Andi menjelaskan, Indonesia adalah
negara berketuhanan sebagaimana tertuang dalam sila pertama Pancasila. Jika
nantinya benar dilakukan, pengosongan kolom agama di KTP merupakan kebijakan
yang bertentangan dengan Pancasila.“Yang harus diperhatikan oleh
pemerintah, semua Undang Undang pasti merujuk ke Pancasila.
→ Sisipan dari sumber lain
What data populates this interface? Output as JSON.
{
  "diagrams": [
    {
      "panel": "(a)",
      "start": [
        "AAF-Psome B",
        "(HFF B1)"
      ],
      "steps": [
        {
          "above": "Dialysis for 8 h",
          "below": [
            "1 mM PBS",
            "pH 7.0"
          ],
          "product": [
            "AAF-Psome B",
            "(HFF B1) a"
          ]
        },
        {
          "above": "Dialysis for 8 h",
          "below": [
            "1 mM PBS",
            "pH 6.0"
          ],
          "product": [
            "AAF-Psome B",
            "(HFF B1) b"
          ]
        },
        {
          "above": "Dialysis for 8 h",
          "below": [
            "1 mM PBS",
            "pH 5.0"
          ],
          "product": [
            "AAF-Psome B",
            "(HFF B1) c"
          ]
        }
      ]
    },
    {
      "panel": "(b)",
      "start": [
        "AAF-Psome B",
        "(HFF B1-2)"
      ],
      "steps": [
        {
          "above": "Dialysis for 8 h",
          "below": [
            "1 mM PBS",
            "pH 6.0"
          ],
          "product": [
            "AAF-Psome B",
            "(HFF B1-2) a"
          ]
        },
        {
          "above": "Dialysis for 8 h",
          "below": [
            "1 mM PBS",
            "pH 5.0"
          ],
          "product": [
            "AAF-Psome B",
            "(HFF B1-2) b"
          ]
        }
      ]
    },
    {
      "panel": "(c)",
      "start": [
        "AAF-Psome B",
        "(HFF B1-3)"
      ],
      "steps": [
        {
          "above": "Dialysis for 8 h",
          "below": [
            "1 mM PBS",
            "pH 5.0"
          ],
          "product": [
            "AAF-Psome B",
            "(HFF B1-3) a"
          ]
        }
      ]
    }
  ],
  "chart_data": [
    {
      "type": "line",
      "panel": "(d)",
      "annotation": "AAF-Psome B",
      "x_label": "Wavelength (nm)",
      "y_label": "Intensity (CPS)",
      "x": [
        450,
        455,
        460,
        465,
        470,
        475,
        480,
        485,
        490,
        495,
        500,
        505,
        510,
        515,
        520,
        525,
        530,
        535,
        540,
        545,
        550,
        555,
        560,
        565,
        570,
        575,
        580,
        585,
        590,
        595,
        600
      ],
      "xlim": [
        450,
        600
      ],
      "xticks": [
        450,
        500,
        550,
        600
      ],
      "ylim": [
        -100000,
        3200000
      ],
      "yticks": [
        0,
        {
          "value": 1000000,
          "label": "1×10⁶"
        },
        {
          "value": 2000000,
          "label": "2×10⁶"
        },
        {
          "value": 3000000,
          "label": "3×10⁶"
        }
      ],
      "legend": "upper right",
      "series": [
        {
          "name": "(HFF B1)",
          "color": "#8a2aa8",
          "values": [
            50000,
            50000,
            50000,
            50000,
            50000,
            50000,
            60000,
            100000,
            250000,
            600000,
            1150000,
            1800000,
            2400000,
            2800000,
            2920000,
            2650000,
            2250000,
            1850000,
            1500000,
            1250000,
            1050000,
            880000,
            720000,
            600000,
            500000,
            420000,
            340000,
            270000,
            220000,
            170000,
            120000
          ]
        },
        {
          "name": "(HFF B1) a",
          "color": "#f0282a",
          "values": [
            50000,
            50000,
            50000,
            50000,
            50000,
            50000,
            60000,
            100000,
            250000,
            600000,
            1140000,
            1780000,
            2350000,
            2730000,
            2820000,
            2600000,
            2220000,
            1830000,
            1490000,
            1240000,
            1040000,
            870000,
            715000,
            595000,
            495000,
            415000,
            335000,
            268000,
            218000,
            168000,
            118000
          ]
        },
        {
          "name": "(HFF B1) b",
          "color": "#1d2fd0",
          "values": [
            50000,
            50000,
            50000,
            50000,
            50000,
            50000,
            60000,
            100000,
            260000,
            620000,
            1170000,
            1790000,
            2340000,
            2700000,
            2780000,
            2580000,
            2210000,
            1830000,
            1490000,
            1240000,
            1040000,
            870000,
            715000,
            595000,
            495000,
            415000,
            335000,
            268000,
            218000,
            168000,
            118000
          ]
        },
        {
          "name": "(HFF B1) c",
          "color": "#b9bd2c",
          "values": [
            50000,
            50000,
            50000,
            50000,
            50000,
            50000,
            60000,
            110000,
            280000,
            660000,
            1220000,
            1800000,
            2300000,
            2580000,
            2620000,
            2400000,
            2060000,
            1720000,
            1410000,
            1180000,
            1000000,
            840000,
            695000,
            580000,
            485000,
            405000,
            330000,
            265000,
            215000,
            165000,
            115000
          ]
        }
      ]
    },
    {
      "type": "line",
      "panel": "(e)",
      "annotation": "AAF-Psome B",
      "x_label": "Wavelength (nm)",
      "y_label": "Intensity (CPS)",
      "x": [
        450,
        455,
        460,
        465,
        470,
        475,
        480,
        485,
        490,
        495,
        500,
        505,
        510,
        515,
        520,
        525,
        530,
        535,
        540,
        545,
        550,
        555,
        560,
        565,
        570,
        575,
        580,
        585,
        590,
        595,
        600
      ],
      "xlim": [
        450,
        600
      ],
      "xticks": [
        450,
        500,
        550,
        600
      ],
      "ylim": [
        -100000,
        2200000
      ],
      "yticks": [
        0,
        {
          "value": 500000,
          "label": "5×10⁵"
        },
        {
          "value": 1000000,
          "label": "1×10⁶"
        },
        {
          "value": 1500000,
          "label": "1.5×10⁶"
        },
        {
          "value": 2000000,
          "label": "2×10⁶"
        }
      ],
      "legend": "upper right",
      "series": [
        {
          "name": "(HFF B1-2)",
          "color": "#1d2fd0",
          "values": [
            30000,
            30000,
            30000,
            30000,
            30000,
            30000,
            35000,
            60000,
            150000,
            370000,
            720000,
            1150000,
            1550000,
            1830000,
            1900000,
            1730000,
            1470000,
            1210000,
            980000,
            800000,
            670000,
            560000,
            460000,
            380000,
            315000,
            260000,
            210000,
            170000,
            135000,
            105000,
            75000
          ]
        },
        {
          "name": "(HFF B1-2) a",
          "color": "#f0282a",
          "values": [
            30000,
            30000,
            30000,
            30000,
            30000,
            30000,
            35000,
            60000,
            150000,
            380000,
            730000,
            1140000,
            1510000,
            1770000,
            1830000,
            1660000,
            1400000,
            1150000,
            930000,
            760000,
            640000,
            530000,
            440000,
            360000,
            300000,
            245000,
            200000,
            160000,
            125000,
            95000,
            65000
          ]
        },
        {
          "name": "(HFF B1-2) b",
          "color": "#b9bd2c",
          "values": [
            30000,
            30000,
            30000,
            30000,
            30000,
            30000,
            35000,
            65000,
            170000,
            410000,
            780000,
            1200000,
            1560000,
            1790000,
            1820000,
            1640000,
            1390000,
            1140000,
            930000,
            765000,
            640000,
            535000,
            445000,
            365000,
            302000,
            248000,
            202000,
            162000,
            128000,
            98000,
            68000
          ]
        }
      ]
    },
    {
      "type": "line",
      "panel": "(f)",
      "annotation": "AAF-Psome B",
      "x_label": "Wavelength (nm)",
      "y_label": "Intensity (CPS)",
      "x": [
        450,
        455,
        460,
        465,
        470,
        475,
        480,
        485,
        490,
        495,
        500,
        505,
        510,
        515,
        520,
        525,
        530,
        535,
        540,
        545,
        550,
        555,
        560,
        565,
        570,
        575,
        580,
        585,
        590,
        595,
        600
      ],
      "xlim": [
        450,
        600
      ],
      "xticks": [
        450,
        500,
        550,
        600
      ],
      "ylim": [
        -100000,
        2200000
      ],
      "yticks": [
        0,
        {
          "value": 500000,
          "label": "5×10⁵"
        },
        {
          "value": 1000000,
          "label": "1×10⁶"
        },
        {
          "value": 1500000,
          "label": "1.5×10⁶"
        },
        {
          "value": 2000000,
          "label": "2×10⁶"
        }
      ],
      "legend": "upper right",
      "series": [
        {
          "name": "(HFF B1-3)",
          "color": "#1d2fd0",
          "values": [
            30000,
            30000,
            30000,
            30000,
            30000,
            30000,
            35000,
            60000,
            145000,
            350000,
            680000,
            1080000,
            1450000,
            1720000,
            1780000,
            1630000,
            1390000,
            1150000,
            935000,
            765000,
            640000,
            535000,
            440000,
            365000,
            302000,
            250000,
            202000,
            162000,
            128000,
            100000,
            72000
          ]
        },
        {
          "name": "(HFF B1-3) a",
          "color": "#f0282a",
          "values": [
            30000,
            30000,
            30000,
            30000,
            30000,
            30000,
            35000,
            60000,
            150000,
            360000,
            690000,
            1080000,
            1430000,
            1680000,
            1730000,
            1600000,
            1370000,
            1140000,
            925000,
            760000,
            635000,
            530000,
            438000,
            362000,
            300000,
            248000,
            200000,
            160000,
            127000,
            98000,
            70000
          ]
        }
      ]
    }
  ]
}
Oleh karena itu
tidak boleh ada kebijakan yang bertentangan dengan Pancasila,” jelas
Andi.
Lebih jauh Andi mengungkapkan,
kebijakan pengosongan kolom agama di KTP sama artinya Pemerintah menolerir
adanya kelompok masyarakat yang tidak mengenal Tuhan.
Kondisi ini dikhawatirkan justru
mengakibatkan gejolak sosial di masyarakat.
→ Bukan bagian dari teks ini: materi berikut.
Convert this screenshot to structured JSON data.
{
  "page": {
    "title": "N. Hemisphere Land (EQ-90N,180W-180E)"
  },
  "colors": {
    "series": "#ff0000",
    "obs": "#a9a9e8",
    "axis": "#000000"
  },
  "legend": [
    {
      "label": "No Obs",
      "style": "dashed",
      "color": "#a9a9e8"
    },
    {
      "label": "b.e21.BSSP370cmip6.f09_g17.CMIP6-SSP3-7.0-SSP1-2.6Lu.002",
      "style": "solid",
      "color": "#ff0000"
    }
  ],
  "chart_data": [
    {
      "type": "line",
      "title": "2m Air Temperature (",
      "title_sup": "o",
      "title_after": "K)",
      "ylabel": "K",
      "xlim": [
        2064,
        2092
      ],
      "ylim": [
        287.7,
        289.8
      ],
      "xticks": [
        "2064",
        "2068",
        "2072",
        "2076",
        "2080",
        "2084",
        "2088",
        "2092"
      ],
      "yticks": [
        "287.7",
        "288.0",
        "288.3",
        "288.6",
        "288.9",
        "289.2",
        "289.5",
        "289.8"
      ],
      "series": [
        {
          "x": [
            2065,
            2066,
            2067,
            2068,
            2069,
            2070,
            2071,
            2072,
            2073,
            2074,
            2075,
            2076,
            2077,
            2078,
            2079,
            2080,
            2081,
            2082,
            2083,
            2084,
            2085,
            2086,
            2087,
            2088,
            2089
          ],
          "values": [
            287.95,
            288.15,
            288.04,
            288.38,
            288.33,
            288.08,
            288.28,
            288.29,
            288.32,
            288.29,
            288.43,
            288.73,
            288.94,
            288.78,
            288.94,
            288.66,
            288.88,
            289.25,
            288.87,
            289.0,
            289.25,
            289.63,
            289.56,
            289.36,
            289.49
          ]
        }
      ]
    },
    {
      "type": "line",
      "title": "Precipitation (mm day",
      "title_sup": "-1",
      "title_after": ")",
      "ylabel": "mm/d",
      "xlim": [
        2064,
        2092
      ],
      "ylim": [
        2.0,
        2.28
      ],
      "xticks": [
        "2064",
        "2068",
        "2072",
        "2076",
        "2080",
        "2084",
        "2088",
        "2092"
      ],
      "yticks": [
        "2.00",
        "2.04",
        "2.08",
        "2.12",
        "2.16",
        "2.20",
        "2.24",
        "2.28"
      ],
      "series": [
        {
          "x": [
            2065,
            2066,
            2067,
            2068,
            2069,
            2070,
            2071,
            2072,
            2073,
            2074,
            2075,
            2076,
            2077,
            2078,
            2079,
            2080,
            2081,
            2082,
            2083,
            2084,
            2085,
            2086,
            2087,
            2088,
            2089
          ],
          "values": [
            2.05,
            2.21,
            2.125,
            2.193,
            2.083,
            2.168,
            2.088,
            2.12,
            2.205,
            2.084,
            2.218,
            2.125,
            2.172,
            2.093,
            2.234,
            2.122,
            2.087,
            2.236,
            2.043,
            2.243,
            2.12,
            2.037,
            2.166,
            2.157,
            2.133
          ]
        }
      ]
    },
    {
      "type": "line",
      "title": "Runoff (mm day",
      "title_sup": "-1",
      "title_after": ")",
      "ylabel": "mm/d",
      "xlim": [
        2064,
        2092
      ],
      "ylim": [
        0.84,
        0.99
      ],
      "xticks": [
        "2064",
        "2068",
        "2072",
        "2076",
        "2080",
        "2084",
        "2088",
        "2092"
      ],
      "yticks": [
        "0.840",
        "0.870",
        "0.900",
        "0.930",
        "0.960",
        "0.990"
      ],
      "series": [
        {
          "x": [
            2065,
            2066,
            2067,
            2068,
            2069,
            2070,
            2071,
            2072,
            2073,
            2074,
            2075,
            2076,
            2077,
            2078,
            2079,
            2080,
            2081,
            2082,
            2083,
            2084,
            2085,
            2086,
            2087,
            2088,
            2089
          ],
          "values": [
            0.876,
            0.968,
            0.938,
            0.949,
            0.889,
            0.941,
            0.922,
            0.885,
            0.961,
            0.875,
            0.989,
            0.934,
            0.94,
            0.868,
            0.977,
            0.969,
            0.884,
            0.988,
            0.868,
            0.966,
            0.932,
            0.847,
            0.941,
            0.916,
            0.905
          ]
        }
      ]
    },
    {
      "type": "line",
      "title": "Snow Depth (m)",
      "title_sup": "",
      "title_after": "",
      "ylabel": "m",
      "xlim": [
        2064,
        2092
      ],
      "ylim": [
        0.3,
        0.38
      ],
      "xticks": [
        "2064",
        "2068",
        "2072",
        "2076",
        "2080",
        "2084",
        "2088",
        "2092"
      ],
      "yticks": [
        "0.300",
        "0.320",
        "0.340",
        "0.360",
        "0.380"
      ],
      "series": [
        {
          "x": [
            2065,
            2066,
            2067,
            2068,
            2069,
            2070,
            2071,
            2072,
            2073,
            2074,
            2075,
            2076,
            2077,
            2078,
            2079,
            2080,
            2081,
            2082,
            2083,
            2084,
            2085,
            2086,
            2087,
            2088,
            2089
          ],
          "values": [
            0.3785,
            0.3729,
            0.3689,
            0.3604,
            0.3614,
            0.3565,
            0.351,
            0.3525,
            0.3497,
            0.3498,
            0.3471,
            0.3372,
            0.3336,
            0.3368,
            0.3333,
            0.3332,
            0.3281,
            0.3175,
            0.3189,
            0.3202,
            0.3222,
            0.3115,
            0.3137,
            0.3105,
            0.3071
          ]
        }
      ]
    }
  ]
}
Mengenai alasan Tjahjo Kumolo, yaitu
menghormati hak masyarakat yang tidak menganut enam agama sah di Indonesia,
Andi menekankan hal tersebut tetap tidak boleh mengorbankan Pancasila. “Itu tugas Pemerintah untuk mencari
solusinya, bukan dengan jalan pintas mengorbankan Pancasila. Harus diingat,
Pancasila itu dasar negara,” tegasnya.
PBNU, masih kata Andi, sedang
mempelajari kemungkinan melayangkan protes resmi ke Pemerintah mengenai
kebijakan pengosongan kolom agama di KTP.
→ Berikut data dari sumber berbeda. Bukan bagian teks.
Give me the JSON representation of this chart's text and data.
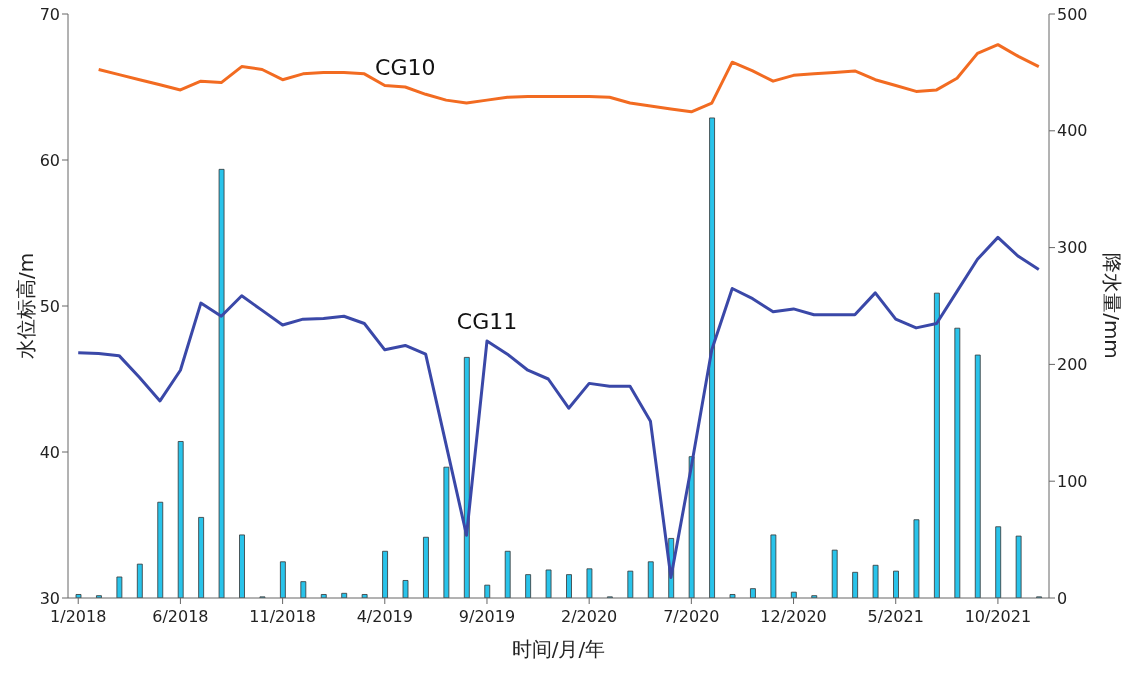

Hilangkan Identitas Bangsa
Anggota
Dewan Perwakilan Daerah (DPD-RI) AM Iqbal Parewangi berpendapat bahwa
penghapusan kolom agama dalam kartu tanda penduduk elektronik (e-KTP) sama
halnya dengan menghilangkan identitas bangsa.
"Ini benar-benar wacana yang keterlaluan. Kalau mau menghilangkan kolom
agama, sekalian saja menghilangkan nama Indonesia karena identitas dari bangsa
ini adalah agamanya, kebhinnekaan itu sendiri," katanya di Makassar,
Senin.
Iqbal Parewangi mengatakan wacana Menteri Dalam Negeri Tjahjo Kumolo itu adalah hal yang sangat sulit diterima oleh warga negara yang beragama, yang memiliki identitas.
Dia menyebutkan dasar dari Negara Indonesia adalah Pancasila dan dalam sila pertama yakni Ketuhanan Yang Maha Esa serta pasal 29 ayat 1 dan 2 UUD 1945. Jika menghilangkan kolom agama dalam KTP, juga dinilai sebagai penghapusan identitas serta menyalahi sila pertama tersebut.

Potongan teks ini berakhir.